Editorial - Estadão
O crescimento vertiginoso do número de processos em tramitação nos 91 tribunais brasileiros compromete a eficácia dos 3 mecanismos processuais – a súmula vinculante, a cláusula impeditiva de recursos e o princípio da repercussão geral – introduzidos há mais de 10 anos pela Emenda Constitucional 45, com o objetivo de desafogar o Poder Judiciário. Segundo o Conselho Nacional de Justiça, há nos foros um processo em andamento para cada dois habitantes. São mais de 100 milhões de ações judiciais para uma população de 204 milhões de pessoas. Medida pelo número de processos, entre 2009 e 2014, a litigiosidade aumentou num ritmo duas vezes superior ao do crescimento da população. Além disso, a taxa de congestionamento continua elevada – de cada 100 processos em tramitação no ano passado, 71 ficaram sem solução definitiva.Tendo começado 2015 com um estoque de mais de 351 mil ações e registrado no decorrer do ano um aumento significativo no número de recursos, o Superior Tribunal de Justiça (STJ) – que é a última instância da Justiça Federal – decidiu mudar o regimento interno e investir em racionalização administrativa para tentar conter o excesso de processos levados à Corte. Só no primeiro semestre, foram protocolados 127,3 mil recursos, que se somaram aos 389 mil pendentes desde 2014. Em média, cada um dos ministros recebeu, para relatar, um número de recursos 20% superior ao volume de trabalho de 2014. Um desses recursos – o Recurso Especial n.º 0142548-2 – tinha a seguinte ementa: “Embargos de declaração nos embargos de declaração nos embargos de declaração no agravo regimental no recurso especial”. A ementa sintetizava uma sucessão de recursos que pleiteavam a reabertura de uma sentença já julgada em caráter definitivo num caso criminal. Ela foi classificada pelo sistema eletrônico do tribunal da seguinte forma: “EDcl nos EDcl nos EDcl no AgRg no Recurso Especial”.
Com a mudança do regimento, o STJ pretende convocar 53 juízes federais para auxiliar os 33 ministros da Corte. Até agora, só era permitida a convocação de magistrados para auxiliar a Corte Especial, integrada pelos 15 ministros mais antigos do STJ. Outra medida é a ampliação do Núcleo de Repercussão Geral e Recursos Repetitivos, com o objetivo de identificar nas instâncias inferiores da Justiça Federal causas que podem possibilitar a entrada de milhares de novos processos na última instância.

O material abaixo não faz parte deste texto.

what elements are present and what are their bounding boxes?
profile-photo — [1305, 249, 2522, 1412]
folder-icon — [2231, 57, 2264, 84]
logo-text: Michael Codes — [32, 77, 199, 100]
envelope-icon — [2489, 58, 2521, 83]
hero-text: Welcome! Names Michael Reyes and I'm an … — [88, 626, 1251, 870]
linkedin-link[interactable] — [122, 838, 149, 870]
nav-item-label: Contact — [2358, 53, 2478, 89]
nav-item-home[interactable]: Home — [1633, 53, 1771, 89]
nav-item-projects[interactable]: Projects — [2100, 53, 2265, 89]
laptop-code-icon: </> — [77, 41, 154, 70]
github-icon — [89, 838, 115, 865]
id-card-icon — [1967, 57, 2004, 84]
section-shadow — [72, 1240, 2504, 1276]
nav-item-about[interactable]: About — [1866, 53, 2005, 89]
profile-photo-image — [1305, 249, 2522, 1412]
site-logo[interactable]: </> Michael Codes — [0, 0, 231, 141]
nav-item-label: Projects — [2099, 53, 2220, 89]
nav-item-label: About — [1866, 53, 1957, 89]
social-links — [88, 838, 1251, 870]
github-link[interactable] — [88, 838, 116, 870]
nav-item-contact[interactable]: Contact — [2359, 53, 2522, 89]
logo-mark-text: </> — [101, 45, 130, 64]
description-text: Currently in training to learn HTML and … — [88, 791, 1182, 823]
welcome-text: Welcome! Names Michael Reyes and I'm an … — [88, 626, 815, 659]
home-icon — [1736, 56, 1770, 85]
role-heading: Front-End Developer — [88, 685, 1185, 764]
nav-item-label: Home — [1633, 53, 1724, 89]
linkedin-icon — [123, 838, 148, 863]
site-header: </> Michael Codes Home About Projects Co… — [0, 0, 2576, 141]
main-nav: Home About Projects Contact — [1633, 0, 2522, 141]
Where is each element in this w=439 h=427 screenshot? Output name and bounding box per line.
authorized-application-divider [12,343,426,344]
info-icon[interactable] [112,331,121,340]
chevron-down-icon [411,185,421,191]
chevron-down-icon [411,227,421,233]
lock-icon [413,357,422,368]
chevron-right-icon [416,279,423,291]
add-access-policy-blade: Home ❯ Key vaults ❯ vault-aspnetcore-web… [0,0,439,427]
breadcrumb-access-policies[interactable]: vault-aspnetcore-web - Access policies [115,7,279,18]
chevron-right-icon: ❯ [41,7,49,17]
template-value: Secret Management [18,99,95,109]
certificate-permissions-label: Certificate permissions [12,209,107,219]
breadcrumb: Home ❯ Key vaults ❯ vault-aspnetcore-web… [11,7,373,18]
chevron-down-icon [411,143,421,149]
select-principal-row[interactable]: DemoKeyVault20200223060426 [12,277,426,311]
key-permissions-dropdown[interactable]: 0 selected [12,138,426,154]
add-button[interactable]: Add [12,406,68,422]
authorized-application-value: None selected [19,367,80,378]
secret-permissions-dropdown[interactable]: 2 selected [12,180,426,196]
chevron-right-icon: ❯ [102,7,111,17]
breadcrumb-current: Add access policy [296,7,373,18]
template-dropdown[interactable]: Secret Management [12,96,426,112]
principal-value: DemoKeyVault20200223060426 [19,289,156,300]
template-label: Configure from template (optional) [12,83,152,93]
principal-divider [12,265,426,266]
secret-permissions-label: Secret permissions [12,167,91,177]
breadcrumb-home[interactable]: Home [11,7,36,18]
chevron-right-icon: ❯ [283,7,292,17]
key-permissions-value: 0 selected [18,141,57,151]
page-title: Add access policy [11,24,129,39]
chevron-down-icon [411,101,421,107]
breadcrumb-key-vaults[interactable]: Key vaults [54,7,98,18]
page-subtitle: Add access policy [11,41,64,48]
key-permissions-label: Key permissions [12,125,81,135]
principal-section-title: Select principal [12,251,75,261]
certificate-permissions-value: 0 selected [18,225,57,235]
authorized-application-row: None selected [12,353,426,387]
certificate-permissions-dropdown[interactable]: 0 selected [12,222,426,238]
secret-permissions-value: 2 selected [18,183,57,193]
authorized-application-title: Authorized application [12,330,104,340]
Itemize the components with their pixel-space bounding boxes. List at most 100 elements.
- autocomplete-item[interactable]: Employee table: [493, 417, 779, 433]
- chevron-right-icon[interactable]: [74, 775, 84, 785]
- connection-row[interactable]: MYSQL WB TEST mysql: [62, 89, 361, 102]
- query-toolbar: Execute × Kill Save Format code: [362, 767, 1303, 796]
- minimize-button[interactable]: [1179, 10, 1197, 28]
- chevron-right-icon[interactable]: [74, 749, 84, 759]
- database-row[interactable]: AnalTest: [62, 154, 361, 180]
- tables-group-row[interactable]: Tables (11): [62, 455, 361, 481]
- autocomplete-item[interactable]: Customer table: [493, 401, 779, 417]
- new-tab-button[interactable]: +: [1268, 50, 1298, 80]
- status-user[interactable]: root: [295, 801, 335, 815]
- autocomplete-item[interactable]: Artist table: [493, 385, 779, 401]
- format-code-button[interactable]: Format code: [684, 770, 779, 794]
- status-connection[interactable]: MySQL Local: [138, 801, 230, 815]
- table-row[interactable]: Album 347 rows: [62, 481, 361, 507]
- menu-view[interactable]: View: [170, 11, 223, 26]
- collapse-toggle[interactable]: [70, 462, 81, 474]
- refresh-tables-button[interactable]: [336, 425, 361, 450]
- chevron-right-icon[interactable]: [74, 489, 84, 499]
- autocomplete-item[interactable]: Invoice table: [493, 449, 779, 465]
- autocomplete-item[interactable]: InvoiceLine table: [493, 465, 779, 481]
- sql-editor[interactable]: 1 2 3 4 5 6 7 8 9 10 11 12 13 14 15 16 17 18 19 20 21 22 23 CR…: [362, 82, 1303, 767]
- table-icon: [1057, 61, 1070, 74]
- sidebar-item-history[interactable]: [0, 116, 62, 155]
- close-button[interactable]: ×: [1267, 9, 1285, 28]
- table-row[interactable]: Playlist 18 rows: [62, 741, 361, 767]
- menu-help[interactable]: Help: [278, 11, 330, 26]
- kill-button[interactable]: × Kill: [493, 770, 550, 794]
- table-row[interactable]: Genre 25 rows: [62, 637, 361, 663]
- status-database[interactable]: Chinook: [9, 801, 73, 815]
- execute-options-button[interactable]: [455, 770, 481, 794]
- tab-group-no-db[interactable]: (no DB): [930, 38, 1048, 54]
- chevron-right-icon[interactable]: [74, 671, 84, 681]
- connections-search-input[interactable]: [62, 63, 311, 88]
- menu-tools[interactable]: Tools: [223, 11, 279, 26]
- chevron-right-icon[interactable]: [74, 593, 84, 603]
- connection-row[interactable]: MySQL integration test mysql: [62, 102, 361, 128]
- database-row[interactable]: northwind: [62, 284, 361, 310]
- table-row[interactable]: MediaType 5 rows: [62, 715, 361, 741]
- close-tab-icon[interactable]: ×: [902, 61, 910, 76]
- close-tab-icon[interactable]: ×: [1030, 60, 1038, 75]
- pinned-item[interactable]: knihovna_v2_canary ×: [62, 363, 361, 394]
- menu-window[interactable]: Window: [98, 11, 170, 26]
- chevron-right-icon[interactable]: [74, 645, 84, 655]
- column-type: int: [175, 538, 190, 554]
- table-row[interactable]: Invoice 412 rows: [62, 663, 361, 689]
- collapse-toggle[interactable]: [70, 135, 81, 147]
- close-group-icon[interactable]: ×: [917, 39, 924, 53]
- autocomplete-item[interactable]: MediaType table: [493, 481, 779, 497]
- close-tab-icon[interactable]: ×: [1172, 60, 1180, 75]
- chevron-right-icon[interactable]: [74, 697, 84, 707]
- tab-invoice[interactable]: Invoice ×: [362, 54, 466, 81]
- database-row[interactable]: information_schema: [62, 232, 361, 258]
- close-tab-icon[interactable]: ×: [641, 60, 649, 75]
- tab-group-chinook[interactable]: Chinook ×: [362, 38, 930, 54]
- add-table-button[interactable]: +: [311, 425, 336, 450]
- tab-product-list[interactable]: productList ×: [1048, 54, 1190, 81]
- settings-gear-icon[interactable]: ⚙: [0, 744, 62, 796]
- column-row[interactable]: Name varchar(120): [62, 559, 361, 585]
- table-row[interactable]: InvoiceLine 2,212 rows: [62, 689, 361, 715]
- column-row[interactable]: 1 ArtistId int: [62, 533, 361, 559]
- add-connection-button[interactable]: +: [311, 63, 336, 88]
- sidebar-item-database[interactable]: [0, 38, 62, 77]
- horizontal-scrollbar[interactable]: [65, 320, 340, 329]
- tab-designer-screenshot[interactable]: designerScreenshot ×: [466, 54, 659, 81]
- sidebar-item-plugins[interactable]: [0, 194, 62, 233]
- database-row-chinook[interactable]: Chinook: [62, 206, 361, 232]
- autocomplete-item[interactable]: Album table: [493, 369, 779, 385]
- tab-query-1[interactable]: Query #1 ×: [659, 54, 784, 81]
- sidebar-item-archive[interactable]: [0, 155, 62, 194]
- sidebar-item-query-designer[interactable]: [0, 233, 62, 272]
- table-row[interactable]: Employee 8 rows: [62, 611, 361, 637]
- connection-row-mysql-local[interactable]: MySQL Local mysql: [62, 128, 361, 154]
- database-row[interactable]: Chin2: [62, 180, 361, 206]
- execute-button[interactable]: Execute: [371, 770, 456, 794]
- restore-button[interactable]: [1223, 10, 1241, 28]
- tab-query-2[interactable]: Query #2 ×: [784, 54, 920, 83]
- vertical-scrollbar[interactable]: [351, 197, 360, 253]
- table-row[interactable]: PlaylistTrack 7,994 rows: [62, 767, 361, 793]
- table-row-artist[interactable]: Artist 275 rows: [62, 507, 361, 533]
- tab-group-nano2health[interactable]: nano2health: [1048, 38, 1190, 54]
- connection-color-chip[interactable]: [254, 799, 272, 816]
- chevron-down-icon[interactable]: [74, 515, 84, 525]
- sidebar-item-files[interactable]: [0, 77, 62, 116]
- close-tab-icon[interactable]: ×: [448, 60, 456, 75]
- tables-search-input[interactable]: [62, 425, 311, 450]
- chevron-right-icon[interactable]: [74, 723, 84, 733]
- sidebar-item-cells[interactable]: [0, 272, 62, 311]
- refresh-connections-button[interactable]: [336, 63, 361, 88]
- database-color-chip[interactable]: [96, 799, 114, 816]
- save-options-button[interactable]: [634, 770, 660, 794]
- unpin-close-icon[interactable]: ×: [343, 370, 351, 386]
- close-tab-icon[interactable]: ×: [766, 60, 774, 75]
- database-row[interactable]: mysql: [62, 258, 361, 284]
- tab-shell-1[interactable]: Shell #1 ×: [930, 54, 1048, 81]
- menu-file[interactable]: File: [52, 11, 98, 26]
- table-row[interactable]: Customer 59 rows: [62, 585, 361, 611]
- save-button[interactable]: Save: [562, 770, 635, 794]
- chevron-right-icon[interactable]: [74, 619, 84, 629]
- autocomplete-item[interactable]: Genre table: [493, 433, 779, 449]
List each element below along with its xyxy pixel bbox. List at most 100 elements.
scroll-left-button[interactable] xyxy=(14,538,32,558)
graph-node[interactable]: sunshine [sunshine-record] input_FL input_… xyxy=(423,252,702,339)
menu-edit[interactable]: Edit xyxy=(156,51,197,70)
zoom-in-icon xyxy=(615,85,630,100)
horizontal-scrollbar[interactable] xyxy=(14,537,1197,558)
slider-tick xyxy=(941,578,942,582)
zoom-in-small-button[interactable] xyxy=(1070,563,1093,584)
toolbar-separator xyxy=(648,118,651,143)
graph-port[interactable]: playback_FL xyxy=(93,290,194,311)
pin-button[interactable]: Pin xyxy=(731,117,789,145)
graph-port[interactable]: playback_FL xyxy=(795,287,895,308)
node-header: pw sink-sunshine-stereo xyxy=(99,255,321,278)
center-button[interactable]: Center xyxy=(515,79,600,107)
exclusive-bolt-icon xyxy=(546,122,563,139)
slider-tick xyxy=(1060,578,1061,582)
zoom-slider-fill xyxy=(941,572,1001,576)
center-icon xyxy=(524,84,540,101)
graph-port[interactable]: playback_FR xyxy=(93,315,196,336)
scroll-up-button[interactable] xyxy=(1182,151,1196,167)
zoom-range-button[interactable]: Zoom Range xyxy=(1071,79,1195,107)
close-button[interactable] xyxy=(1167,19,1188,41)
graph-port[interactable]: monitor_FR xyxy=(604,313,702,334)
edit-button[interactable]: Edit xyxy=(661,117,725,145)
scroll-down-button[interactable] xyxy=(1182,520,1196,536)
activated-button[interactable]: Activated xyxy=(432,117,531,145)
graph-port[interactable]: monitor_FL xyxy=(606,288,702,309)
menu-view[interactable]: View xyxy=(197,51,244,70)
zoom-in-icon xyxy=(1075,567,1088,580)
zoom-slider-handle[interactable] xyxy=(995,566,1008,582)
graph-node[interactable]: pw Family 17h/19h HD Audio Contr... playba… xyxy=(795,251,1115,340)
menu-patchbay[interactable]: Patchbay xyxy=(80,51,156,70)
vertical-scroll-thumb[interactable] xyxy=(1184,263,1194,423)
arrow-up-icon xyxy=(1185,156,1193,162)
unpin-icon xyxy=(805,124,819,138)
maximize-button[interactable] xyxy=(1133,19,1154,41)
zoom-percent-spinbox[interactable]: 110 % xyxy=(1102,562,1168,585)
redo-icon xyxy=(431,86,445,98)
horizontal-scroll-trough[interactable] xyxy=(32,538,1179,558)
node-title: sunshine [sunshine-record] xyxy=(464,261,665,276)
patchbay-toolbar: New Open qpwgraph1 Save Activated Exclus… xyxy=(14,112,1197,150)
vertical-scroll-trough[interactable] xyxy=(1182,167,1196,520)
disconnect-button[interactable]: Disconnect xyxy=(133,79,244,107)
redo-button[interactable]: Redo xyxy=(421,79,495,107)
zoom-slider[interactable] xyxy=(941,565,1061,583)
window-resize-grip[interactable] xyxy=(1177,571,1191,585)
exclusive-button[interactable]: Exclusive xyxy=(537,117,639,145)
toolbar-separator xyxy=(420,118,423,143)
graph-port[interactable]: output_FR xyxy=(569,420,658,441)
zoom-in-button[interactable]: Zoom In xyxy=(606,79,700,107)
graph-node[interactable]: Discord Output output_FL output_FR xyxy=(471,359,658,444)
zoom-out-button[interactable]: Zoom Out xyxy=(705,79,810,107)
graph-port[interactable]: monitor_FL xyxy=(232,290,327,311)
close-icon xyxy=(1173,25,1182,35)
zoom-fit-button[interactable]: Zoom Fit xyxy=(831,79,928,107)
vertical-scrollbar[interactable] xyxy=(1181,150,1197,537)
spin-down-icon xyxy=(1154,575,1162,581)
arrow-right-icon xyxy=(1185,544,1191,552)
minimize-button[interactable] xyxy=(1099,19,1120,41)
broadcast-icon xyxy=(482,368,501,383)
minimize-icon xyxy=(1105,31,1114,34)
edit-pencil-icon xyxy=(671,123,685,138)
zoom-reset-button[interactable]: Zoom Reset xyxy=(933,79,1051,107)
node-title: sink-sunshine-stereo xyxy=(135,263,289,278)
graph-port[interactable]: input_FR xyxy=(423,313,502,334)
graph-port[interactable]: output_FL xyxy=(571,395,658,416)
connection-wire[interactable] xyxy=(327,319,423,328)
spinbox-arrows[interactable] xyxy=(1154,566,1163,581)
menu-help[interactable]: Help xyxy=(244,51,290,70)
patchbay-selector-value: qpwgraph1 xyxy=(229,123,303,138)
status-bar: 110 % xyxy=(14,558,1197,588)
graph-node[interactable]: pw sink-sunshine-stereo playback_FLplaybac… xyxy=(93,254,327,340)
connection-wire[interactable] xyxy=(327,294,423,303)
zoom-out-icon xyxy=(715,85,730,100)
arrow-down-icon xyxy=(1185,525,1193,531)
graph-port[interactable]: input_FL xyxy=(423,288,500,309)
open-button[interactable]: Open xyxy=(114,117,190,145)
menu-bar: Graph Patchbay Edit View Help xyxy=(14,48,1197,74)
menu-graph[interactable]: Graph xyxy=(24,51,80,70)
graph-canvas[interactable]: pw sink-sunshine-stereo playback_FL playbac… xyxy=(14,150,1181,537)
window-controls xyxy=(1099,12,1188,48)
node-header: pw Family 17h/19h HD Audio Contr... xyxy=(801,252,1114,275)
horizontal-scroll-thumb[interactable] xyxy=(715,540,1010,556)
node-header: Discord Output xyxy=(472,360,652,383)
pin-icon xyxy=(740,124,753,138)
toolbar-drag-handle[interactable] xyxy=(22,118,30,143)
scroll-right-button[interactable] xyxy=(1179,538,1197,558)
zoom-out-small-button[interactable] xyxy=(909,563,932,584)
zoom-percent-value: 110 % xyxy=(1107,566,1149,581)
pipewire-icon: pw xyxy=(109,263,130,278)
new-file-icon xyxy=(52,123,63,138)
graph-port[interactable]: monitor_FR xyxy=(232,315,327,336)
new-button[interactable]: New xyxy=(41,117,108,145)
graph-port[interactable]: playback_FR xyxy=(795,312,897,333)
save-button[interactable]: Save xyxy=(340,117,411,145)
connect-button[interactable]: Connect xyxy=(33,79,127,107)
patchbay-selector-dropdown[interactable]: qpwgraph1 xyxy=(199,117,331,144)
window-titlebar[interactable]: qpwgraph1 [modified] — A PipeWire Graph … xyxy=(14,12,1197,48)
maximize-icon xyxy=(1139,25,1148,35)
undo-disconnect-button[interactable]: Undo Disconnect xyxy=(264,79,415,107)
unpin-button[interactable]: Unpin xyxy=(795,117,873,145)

Essa identificação já vem sendo feita por meio de um contato permanente entre o STJ e outros tribunais sobre os chamados processos de massa. Um dos casos identificados foi a discussão da legalidade dos serviços de pontuação de crédito. Juízes de Porto Alegre, onde tramitavam mais de 28 mil processo sobre a matéria, pediram ao STJ que classificasse o tema como recurso repetitivo. A sugestão foi aceita e a decisão do caso foi aplicada a 200 mil ações que tramitavam em outras instâncias.
Outra forma de identificação dos processos repetitivos é a promovida pelos próprios ministros do STJ. “Eles identificam os temas repetitivos e se a ação demora para ser colocada em pauta, entramos em contato com o relator e pedimos que julgue a questão mais rapidamente”, diz o coordenador do Núcleo, ministro Paulo de Tarso Sanseverino. Com base nessas medidas, o STJ tenta se antecipar na escolha de ações cujo teor é comum a milhares de outras. Além disso, a Corte implantou outro núcleo para fazer uma avaliação inicial dos recursos. A ideia é identificar, antes de serem distribuídos, ações fora do prazo, ações que não tiveram recolhimento de custas e ações que tratem de temas que já estão em repercussão geral. “Faz-se uma triagem do cumprimento dos requisitos formais do recurso, para tirar-se os inadmissíveis”, afirma o ministro Luis Felipe Salomão.
Os esforços da Corte para conter a enxurrada de processos retratam um sistema judicial excessivo em formalidades. Apesar das reformas a que a legislação processual civil tem sido submetida, essas formalidades continuam, resultando numa profusão de expedientes protelatórios para evitar condenações definitivas.